Here, to validate the model, we have run the CNIMUGOM 100 times with UUU simulation scenario with the same network and have the average value of the APL (see Figure 13) and traffic flow (see Figure 14) with different beta values. It is shown that, with the value of beta belonging to 0.2 to 0.3, the APL has the lowest value. While the situation changes a little bit when the traffic flow is considered, showing that the traffic flow has the lowest value when the value of beta belongs to 0.1 to 0.2. Furthermore, the CNIMUGOM works pretty stably with different beta values and simulation scenarios.

6. Conclusion

Research about coevolution models and multilayer network models remains somewhat superficial; the combinations of coevolution models and multilayer network models with land-use applications are relatively rare. While research in this area is resolutely forward-looking and fulfils the requirements of mathematical ability, as with previous city models, it lacks a systematic and comprehensive economic description and combination with urban economic theory.

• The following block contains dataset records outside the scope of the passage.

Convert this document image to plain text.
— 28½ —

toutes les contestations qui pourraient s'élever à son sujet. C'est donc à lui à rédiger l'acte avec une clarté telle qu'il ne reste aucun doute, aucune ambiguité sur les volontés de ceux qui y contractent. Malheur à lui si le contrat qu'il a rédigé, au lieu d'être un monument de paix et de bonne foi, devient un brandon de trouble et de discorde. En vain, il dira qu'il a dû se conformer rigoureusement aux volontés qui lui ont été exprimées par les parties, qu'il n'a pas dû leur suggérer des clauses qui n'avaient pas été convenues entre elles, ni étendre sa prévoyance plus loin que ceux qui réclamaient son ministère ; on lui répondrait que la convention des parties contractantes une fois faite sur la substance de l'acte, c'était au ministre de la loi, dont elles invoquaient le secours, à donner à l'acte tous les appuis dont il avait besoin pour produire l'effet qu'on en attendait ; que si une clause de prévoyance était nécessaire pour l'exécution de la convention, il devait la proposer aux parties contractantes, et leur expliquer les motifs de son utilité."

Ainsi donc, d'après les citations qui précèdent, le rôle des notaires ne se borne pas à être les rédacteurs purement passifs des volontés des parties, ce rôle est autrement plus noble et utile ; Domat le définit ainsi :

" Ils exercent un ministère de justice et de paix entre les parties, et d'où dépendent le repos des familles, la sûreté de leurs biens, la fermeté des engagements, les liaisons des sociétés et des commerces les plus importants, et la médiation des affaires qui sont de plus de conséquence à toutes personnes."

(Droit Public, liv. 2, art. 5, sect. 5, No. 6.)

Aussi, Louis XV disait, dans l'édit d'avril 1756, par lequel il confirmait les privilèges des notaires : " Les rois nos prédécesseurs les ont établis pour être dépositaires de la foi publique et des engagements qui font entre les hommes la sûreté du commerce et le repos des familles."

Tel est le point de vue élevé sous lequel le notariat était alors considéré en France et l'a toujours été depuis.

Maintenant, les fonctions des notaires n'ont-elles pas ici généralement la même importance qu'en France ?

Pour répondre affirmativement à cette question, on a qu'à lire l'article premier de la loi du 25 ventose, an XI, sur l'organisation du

The proposed CNIMUGOM has expanded the traditional planar model to a multilayer network model, which can better fit the real situations. This research also considered the multilayer network coevolution process further and considered the self-organisation properties of networks. This model has proposed an efficient way to combine these different traffic modes, well considering the complex evolution and coevolution relationships between network structure, land-use, and population. CNIMUGOM can be used to optimise the APL and D, to make the network have smaller total traffic flow, and save the total travel cost; in other words, we can have a more efficient network structure. The inner relationships between submodels such as the travel demand model, street investment model, traffic network growth model, population growth model, urban land-use growth model, and network optimisation model were analysed and discussed.

The proposed CNIMUGOM has some superior properties compared to other models, as it is a universal model and can be used in many cities for their modelling optimal planning schemes and for the large-scale investments. However, some parts can be further improved. For example, the growth rate of the population is based on the exponential distribution for short-term analysis, which may not be very close to the real situation, and the logistic population growth model can be used for long-term analysis to adjust it. The study of economic models is still open and can be combined with big data; with the study of CNIMUGOM, the population distribution acquisition method of big data can be adopted; for example, the cellphone signalling data and GPS data can be used to represent the distribution of the urban population. Next, we proposed that all the revenues are used to improve the network structure and link capacity; however, in reality, the incomes can hardly be all used for the improvement of the networks. Thirdly, the redistribution of the population, for now, is relatively hard, which has to consider the place attachment for the population and the difficulty of its relocation, but from the experiences of Beijing, based on the public rental housing projects, it can be partly done. For now, the CNIMUGOM is based on the simulated city data; for a real city, the model can be easily applied with road network data, GPS data, and population data.

Data Availability

The simulated data used to support the findings of this study are included within the article, and related codes are available from the corresponding author upon request.

Disclosure

This paper is modified and expanded based on Section 4.4 of Rui Ding’s doctoral dissertation.

Conflicts of Interest

The authors declare that they have no conflicts of interest.

Acknowledgments

This study was funded by National Natural Science Foundation of China (No. 72001053) and Science and Technology Planning Project of Guizhou Province of China (No. Qian ke he ji chu [2020]1Y283). Universiti Putra Malaysia is hereby acknowledged.